"Ich möchte Gedichte zerstören / Im offenen Kampf / Mit Hammer und Schwert" - Ganz schön harte Worte, die der Poet einem seiner vielen 'Ichs' in den imaginären Mund legt! Auch der Titel des Bandes, "Gegen alle Hoffnung", scheint ja eher Düsteres zu versprechen. Aber Gemach.
Der Poet ist der Schriftsteller Ulrich P. Hinz, der hier in seinem ersten eigenständigen Band einen Querschnitt seines bisherigen Schaffens vorlegt. Er teilt ihn in drei Bücher: I. Gedichte, II. Kurzprosa und III. "Einfach nur müde".
Die 42 Gedichte sind in ihren Formen und Themen sehr unterschiedlich. Harte Worte gibt es darin, brutale Gedanken, aber auch sehr zarte Töne, solche von tiefer Liebe und von Träumen. Reime und freie Rhythmen. Gedichte wirken im Kopf des Lesers, und zwar bei jedem anders. Deswegen nur das: Diese hier SIND lesenswert, also laßt sie auf euch wirken.

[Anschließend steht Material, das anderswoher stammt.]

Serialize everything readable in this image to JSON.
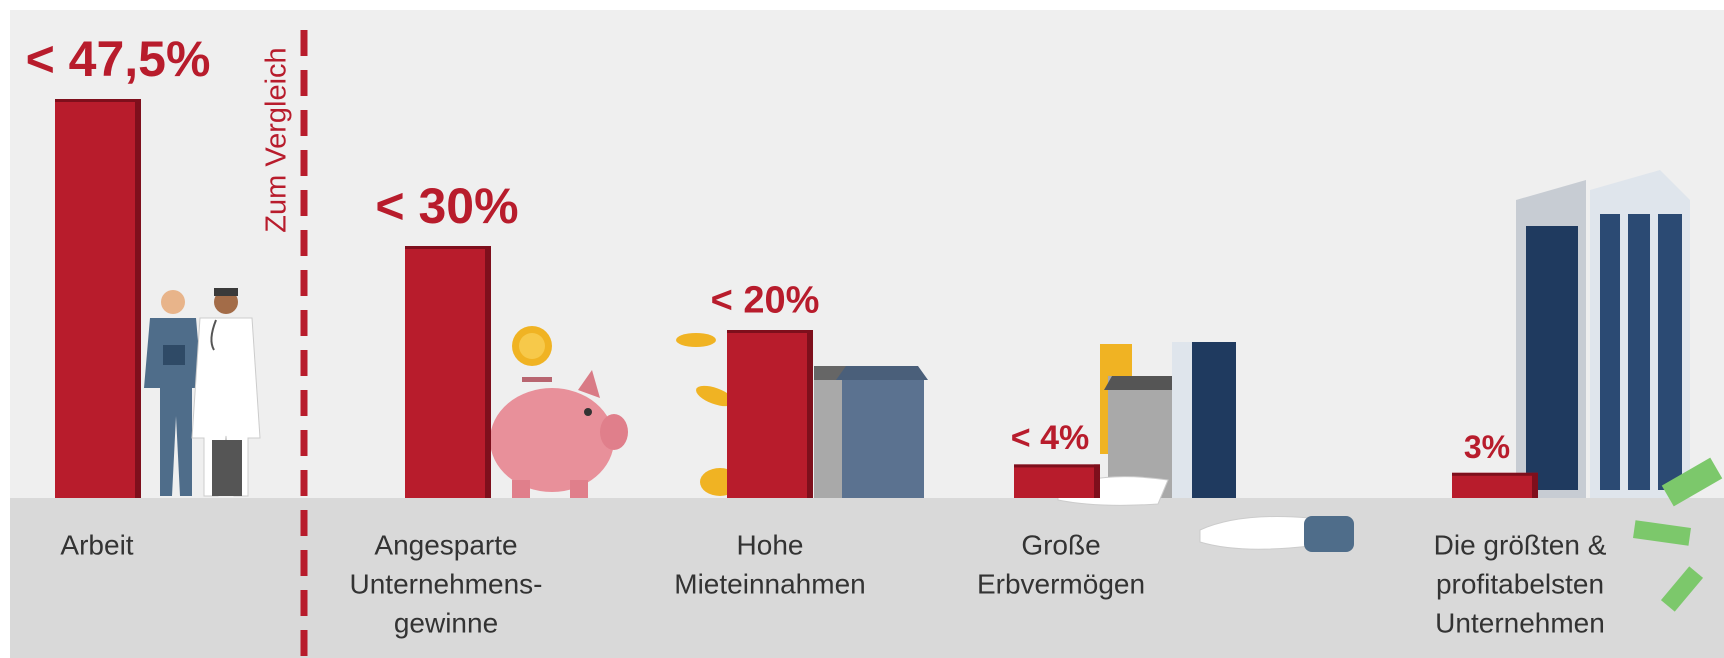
{
  "chart_data": {
    "type": "bar",
    "categories": [
      [
        "Arbeit"
      ],
      [
        "Angesparte",
        "Unternehmens-",
        "gewinne"
      ],
      [
        "Hohe",
        "Mieteinnahmen"
      ],
      [
        "Große",
        "Erbvermögen"
      ],
      [
        "Die größten &",
        "profitabelsten",
        "Unternehmen"
      ]
    ],
    "values": [
      47.5,
      30,
      20,
      4,
      3
    ],
    "value_labels": [
      "< 47,5%",
      "< 30%",
      "< 20%",
      "< 4%",
      "3%"
    ],
    "color": "#b81c2c",
    "annotation": "Zum Vergleich"
  }
}
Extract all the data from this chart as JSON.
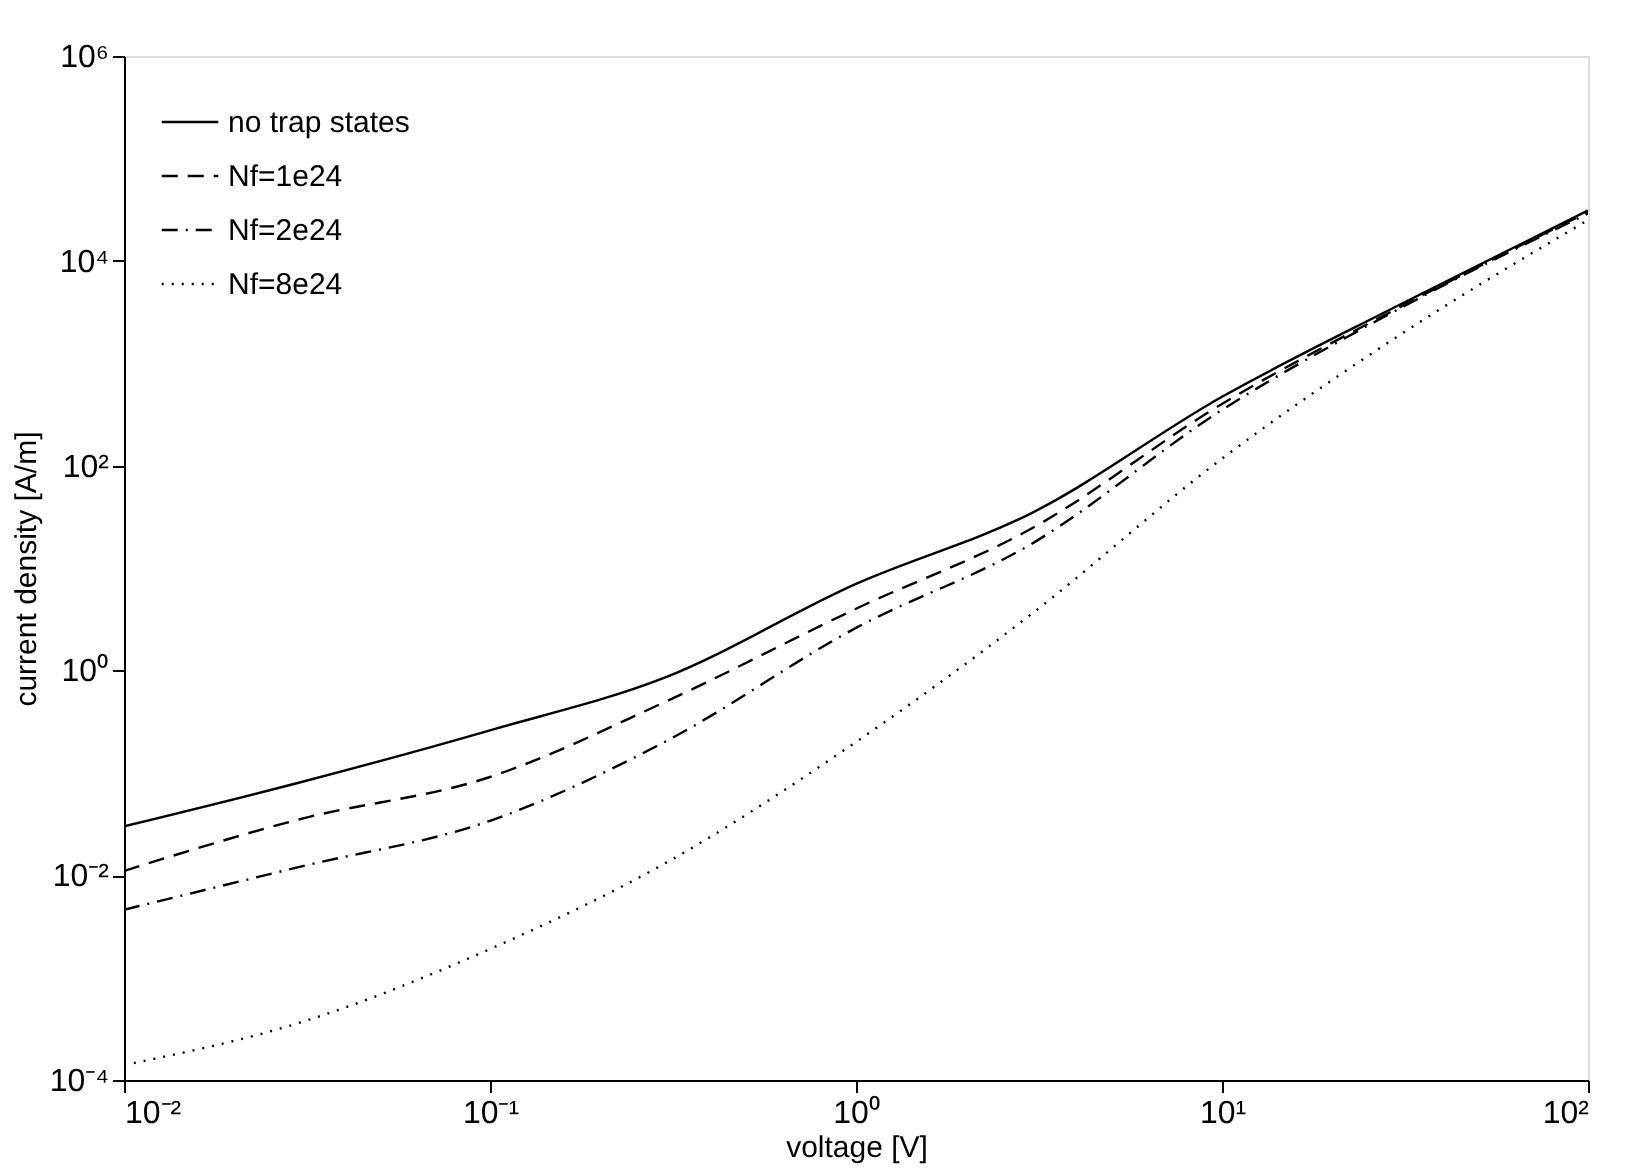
{
  "chart_data": {
    "type": "line",
    "xlabel": "voltage [V]",
    "ylabel": "current density [A/m]",
    "log": "xy",
    "grid": false,
    "legend": "top left",
    "marker": "none",
    "xlim": [
      0.01,
      100
    ],
    "ylim": [
      0.0001,
      1000000
    ],
    "xticks": [
      {
        "value": 0.01,
        "label": "10⁻²"
      },
      {
        "value": 0.1,
        "label": "10⁻¹"
      },
      {
        "value": 1,
        "label": "10⁰"
      },
      {
        "value": 10,
        "label": "10¹"
      },
      {
        "value": 100,
        "label": "10²"
      }
    ],
    "yticks": [
      {
        "value": 0.0001,
        "label": "10⁻⁴"
      },
      {
        "value": 0.01,
        "label": "10⁻²"
      },
      {
        "value": 1,
        "label": "10⁰"
      },
      {
        "value": 100,
        "label": "10²"
      },
      {
        "value": 10000,
        "label": "10⁴"
      },
      {
        "value": 1000000,
        "label": "10⁶"
      }
    ],
    "x": [
      0.01,
      0.03,
      0.1,
      0.3,
      1,
      3,
      10,
      30,
      100
    ],
    "series": [
      {
        "name": "no trap states",
        "color": "#000000",
        "line_style": "solid",
        "values": [
          0.03,
          0.08,
          0.26,
          0.85,
          7,
          34,
          470,
          3600,
          31000
        ]
      },
      {
        "name": "Nf=1e24",
        "color": "#000000",
        "line_style": "dashed",
        "values": [
          0.011,
          0.035,
          0.091,
          0.49,
          4,
          24,
          400,
          3400,
          30000
        ]
      },
      {
        "name": "Nf=2e24",
        "color": "#000000",
        "line_style": "dashdot",
        "values": [
          0.0046,
          0.012,
          0.034,
          0.2,
          2.6,
          17,
          350,
          3300,
          29000
        ]
      },
      {
        "name": "Nf=8e24",
        "color": "#000000",
        "line_style": "dotted",
        "values": [
          0.00014,
          0.00036,
          0.0019,
          0.013,
          0.2,
          3.5,
          117,
          1800,
          25000
        ]
      }
    ]
  }
}
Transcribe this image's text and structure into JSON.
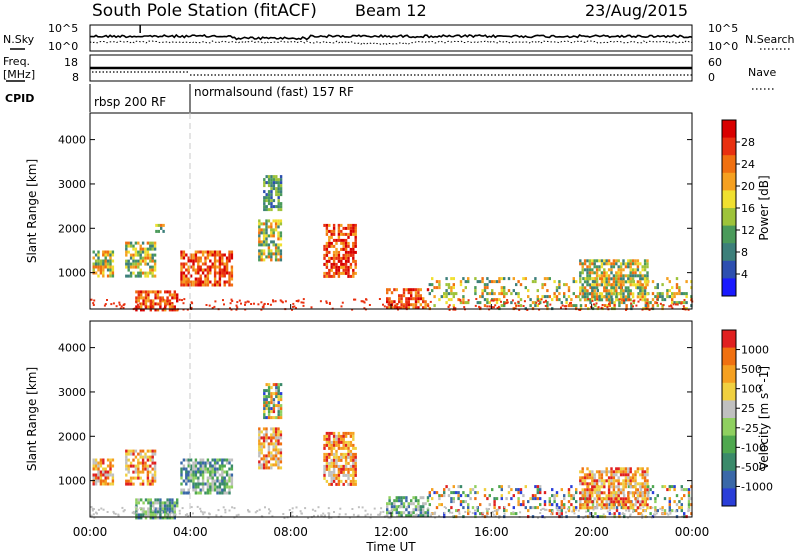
{
  "header": {
    "station": "South Pole Station (fitACF)",
    "beam": "Beam 12",
    "date": "23/Aug/2015"
  },
  "left_labels": {
    "nsky": "N.Sky",
    "freq": "Freq.",
    "freq_unit": "[MHz]",
    "cpid": "CPID"
  },
  "right_labels": {
    "nsearch": "N.Search",
    "nave": "Nave"
  },
  "noise_axis": {
    "top": "10^5",
    "bottom": "10^0"
  },
  "freq_axis": {
    "left_top": "18",
    "left_bottom": "8",
    "right_top": "60",
    "right_bottom": "0"
  },
  "cpid_segments": [
    {
      "label": "rbsp 200 RF",
      "start_hour": 0
    },
    {
      "label": "normalsound (fast) 157 RF",
      "start_hour": 4
    }
  ],
  "xaxis": {
    "title": "Time UT",
    "ticks": [
      "00:00",
      "04:00",
      "08:00",
      "12:00",
      "16:00",
      "20:00",
      "00:00"
    ]
  },
  "chart_data": [
    {
      "type": "heatmap",
      "title": "Power",
      "ylabel": "Slant Range [km]",
      "xlabel": "Time UT",
      "xlim_hours": [
        0,
        24
      ],
      "ylim": [
        180,
        4600
      ],
      "yticks": [
        1000,
        2000,
        3000,
        4000
      ],
      "colorbar": {
        "label": "Power [dB]",
        "ticks": [
          "28",
          "24",
          "20",
          "16",
          "12",
          "8",
          "4"
        ],
        "colors": [
          "#1a1aff",
          "#2d4fb0",
          "#3c7f7a",
          "#4a9a5a",
          "#9ec33a",
          "#f0e030",
          "#f5a020",
          "#f07010",
          "#e83010",
          "#d80000"
        ]
      },
      "echo_regions": [
        {
          "t0": 0.1,
          "t1": 0.9,
          "r0": 900,
          "r1": 1500,
          "level": "mid"
        },
        {
          "t0": 1.4,
          "t1": 2.6,
          "r0": 900,
          "r1": 1700,
          "level": "mid"
        },
        {
          "t0": 2.6,
          "t1": 2.9,
          "r0": 1900,
          "r1": 2100,
          "level": "mid"
        },
        {
          "t0": 3.6,
          "t1": 5.7,
          "r0": 700,
          "r1": 1500,
          "level": "high"
        },
        {
          "t0": 1.8,
          "t1": 3.5,
          "r0": 180,
          "r1": 600,
          "level": "high"
        },
        {
          "t0": 6.7,
          "t1": 7.6,
          "r0": 1300,
          "r1": 2200,
          "level": "mid"
        },
        {
          "t0": 6.9,
          "t1": 7.6,
          "r0": 2400,
          "r1": 3200,
          "level": "low"
        },
        {
          "t0": 9.3,
          "t1": 10.6,
          "r0": 900,
          "r1": 2100,
          "level": "high"
        },
        {
          "t0": 11.8,
          "t1": 13.5,
          "r0": 180,
          "r1": 650,
          "level": "high"
        },
        {
          "t0": 13.5,
          "t1": 24.0,
          "r0": 180,
          "r1": 900,
          "level": "mid"
        },
        {
          "t0": 19.5,
          "t1": 22.2,
          "r0": 400,
          "r1": 1300,
          "level": "mid"
        }
      ]
    },
    {
      "type": "heatmap",
      "title": "Velocity",
      "ylabel": "Slant Range [km]",
      "xlabel": "Time UT",
      "xlim_hours": [
        0,
        24
      ],
      "ylim": [
        180,
        4600
      ],
      "yticks": [
        1000,
        2000,
        3000,
        4000
      ],
      "colorbar": {
        "label": "Velocity [m s^-1]",
        "ticks": [
          "1000",
          "500",
          "100",
          "25",
          "-25",
          "-100",
          "-500",
          "-1000"
        ],
        "colors": [
          "#2a3ed8",
          "#3a68a8",
          "#3a8a6a",
          "#4fa84f",
          "#8fd060",
          "#c0c0c0",
          "#f0d040",
          "#f5a020",
          "#f07010",
          "#e02020"
        ]
      },
      "echo_regions": [
        {
          "t0": 0.1,
          "t1": 0.9,
          "r0": 900,
          "r1": 1500,
          "level": "away"
        },
        {
          "t0": 1.4,
          "t1": 2.6,
          "r0": 900,
          "r1": 1700,
          "level": "away"
        },
        {
          "t0": 3.6,
          "t1": 5.7,
          "r0": 700,
          "r1": 1500,
          "level": "toward"
        },
        {
          "t0": 1.8,
          "t1": 3.5,
          "r0": 180,
          "r1": 600,
          "level": "toward"
        },
        {
          "t0": 6.7,
          "t1": 7.6,
          "r0": 1300,
          "r1": 2200,
          "level": "away"
        },
        {
          "t0": 6.9,
          "t1": 7.6,
          "r0": 2400,
          "r1": 3200,
          "level": "mixed"
        },
        {
          "t0": 9.3,
          "t1": 10.6,
          "r0": 900,
          "r1": 2100,
          "level": "away"
        },
        {
          "t0": 11.8,
          "t1": 13.5,
          "r0": 180,
          "r1": 650,
          "level": "toward"
        },
        {
          "t0": 13.5,
          "t1": 24.0,
          "r0": 180,
          "r1": 900,
          "level": "mixed"
        },
        {
          "t0": 19.5,
          "t1": 22.2,
          "r0": 400,
          "r1": 1300,
          "level": "away"
        }
      ]
    }
  ],
  "colors": {
    "frame": "#000000",
    "dashed_marker": "#c8c8c8",
    "background": "#ffffff"
  }
}
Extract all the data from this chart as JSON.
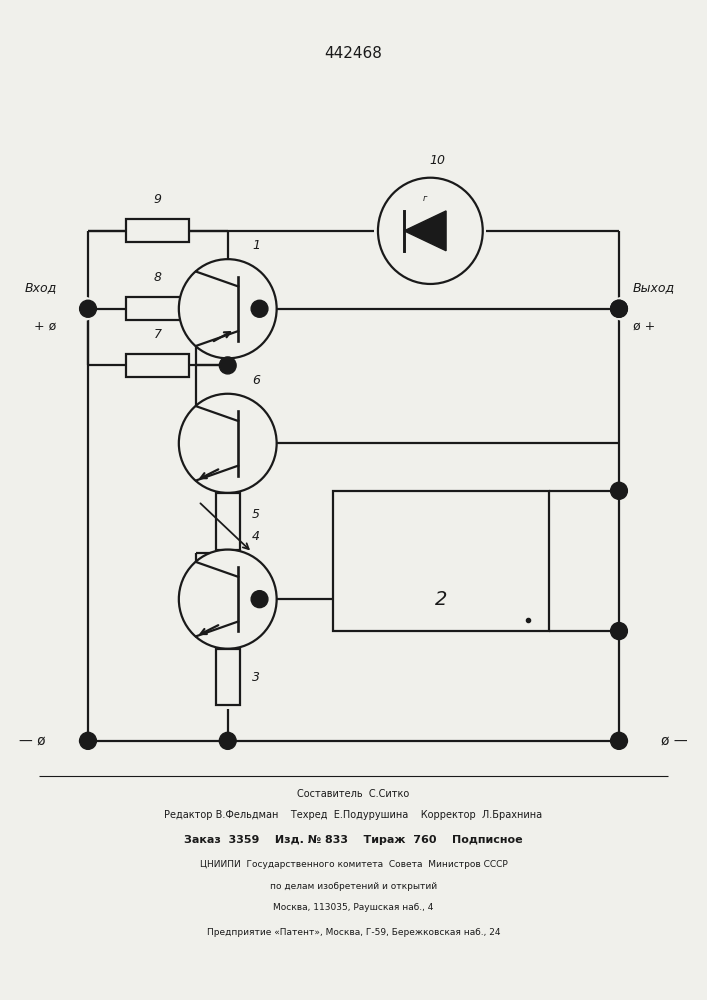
{
  "title": "442468",
  "bg_color": "#f0f0eb",
  "line_color": "#1a1a1a",
  "line_width": 1.6,
  "fig_width": 7.07,
  "fig_height": 10.0,
  "footer": {
    "sestavitel": "Составитель  С.Ситко",
    "line2": "Редактор В.Фельдман    Техред  Е.Подурушина    Корректор  Л.Брахнина",
    "line3": "Заказ  3359    Изд. № 833    Тираж  760    Подписное",
    "line4": "ЦНИИПИ  Государственного комитета  Совета  Министров СССР",
    "line5": "по делам изобретений и открытий",
    "line6": "Москва, 113035, Раушская наб., 4",
    "line7": "Предприятие «Патент», Москва, Г-59, Бережковская наб., 24"
  }
}
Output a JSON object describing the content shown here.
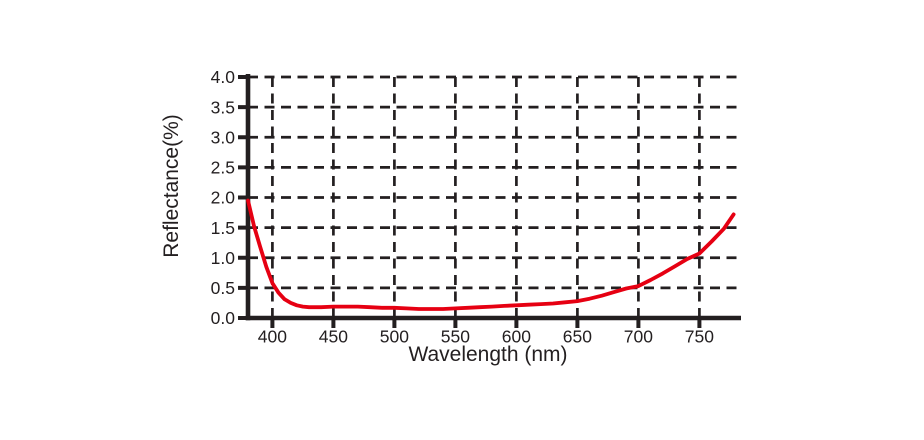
{
  "chart_data": {
    "type": "line",
    "title": "",
    "xlabel": "Wavelength (nm)",
    "ylabel": "Reflectance(%)",
    "xlim": [
      380,
      780
    ],
    "ylim": [
      0.0,
      4.0
    ],
    "x_ticks": [
      "400",
      "450",
      "500",
      "550",
      "600",
      "650",
      "700",
      "750"
    ],
    "y_ticks": [
      "0.0",
      "0.5",
      "1.0",
      "1.5",
      "2.0",
      "2.5",
      "3.0",
      "3.5",
      "4.0"
    ],
    "grid": "dashed-both-axes",
    "legend": "none",
    "series": [
      {
        "name": "reflectance-curve",
        "color": "#e60012",
        "x": [
          380,
          385,
          390,
          395,
          400,
          405,
          410,
          415,
          420,
          425,
          430,
          440,
          450,
          460,
          470,
          480,
          490,
          500,
          510,
          520,
          530,
          540,
          550,
          560,
          570,
          580,
          590,
          600,
          610,
          620,
          630,
          640,
          650,
          660,
          670,
          680,
          690,
          700,
          710,
          720,
          730,
          740,
          750,
          760,
          770,
          778
        ],
        "y": [
          1.95,
          1.52,
          1.18,
          0.85,
          0.58,
          0.42,
          0.31,
          0.25,
          0.21,
          0.19,
          0.18,
          0.18,
          0.19,
          0.19,
          0.19,
          0.18,
          0.17,
          0.17,
          0.16,
          0.15,
          0.15,
          0.15,
          0.16,
          0.17,
          0.18,
          0.19,
          0.2,
          0.21,
          0.22,
          0.23,
          0.24,
          0.26,
          0.28,
          0.32,
          0.37,
          0.43,
          0.49,
          0.53,
          0.63,
          0.74,
          0.86,
          0.98,
          1.07,
          1.27,
          1.48,
          1.72
        ]
      }
    ]
  },
  "colors": {
    "curve": "#e60012",
    "axis": "#231f20",
    "grid": "#231f20",
    "text": "#231f20",
    "background": "#ffffff"
  }
}
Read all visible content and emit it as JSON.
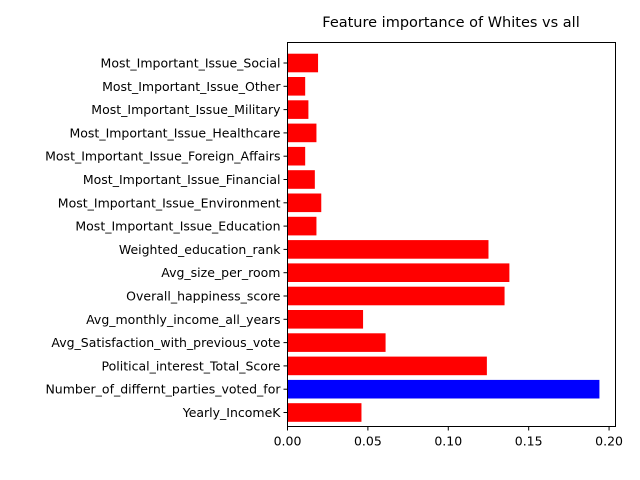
{
  "chart_data": {
    "type": "bar",
    "orientation": "horizontal",
    "title": "Feature importance of Whites vs all",
    "xlabel": "",
    "ylabel": "",
    "xlim": [
      0,
      0.204
    ],
    "xticks": [
      0.0,
      0.05,
      0.1,
      0.15,
      0.2
    ],
    "xtick_labels": [
      "0.00",
      "0.05",
      "0.10",
      "0.15",
      "0.20"
    ],
    "grid": false,
    "legend": "none",
    "colors": {
      "default": "#ff0000",
      "highlight": "#0000ff"
    },
    "categories": [
      "Most_Important_Issue_Social",
      "Most_Important_Issue_Other",
      "Most_Important_Issue_Military",
      "Most_Important_Issue_Healthcare",
      "Most_Important_Issue_Foreign_Affairs",
      "Most_Important_Issue_Financial",
      "Most_Important_Issue_Environment",
      "Most_Important_Issue_Education",
      "Weighted_education_rank",
      "Avg_size_per_room",
      "Overall_happiness_score",
      "Avg_monthly_income_all_years",
      "Avg_Satisfaction_with_previous_vote",
      "Political_interest_Total_Score",
      "Number_of_differnt_parties_voted_for",
      "Yearly_IncomeK"
    ],
    "values": [
      0.019,
      0.011,
      0.013,
      0.018,
      0.011,
      0.017,
      0.021,
      0.018,
      0.125,
      0.138,
      0.135,
      0.047,
      0.061,
      0.124,
      0.194,
      0.046
    ],
    "highlight_index": 14
  }
}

Im zweiten Teil präsentiert U. P. Hinz eine Auswahl von 18 Prosatexten von zum Teil aphorismenhafter Kürze. Manch eine macht den Eindruck einer Keimzelle für eine längere Geschichte - oder sogar einen Roman? Versonnenes, Bissiges, Humorvolles... Auch hier präsentiert der Autor ein breites Spektrum. Und mit 'Richard Urdal' ist ihm eine Figur gelungen, die man bestimmt nicht persönlich kennenlernen, von der man aber garantiert mehr lesen möchte.
Der letzte Teil, "Einfach nur müde", ist der längste Text dieses Bandes und in gewisser Weise eine Hommage an Charles Bukowski - aber keine Kopie. Daß hier - "Gegen alle Hoffnung"? - kein Happy End erreicht wird, sollte niemanden vom Lesen abhalten. Schließlich folgt noch ein Epilog, den man dann vielleicht doch als Hoffnungsschimmer verstehen kann... aber mehr wird hier nicht verraten.
"Gedichte zerstören"? Ulrich P. Hinz hat jedenfalls das genaue Gegenteil getan. Nämlich etwas geschaffen, ein kleines poetisches Universum: vielfältig, formenreich und voller verblüffender Gedanken. Astronomen behaupten, unser Kosmos expandiere. Diesem hier ist das ganz bestimmt zu wünschen. Schaut rein, taucht ein, freut euch an den Sternen!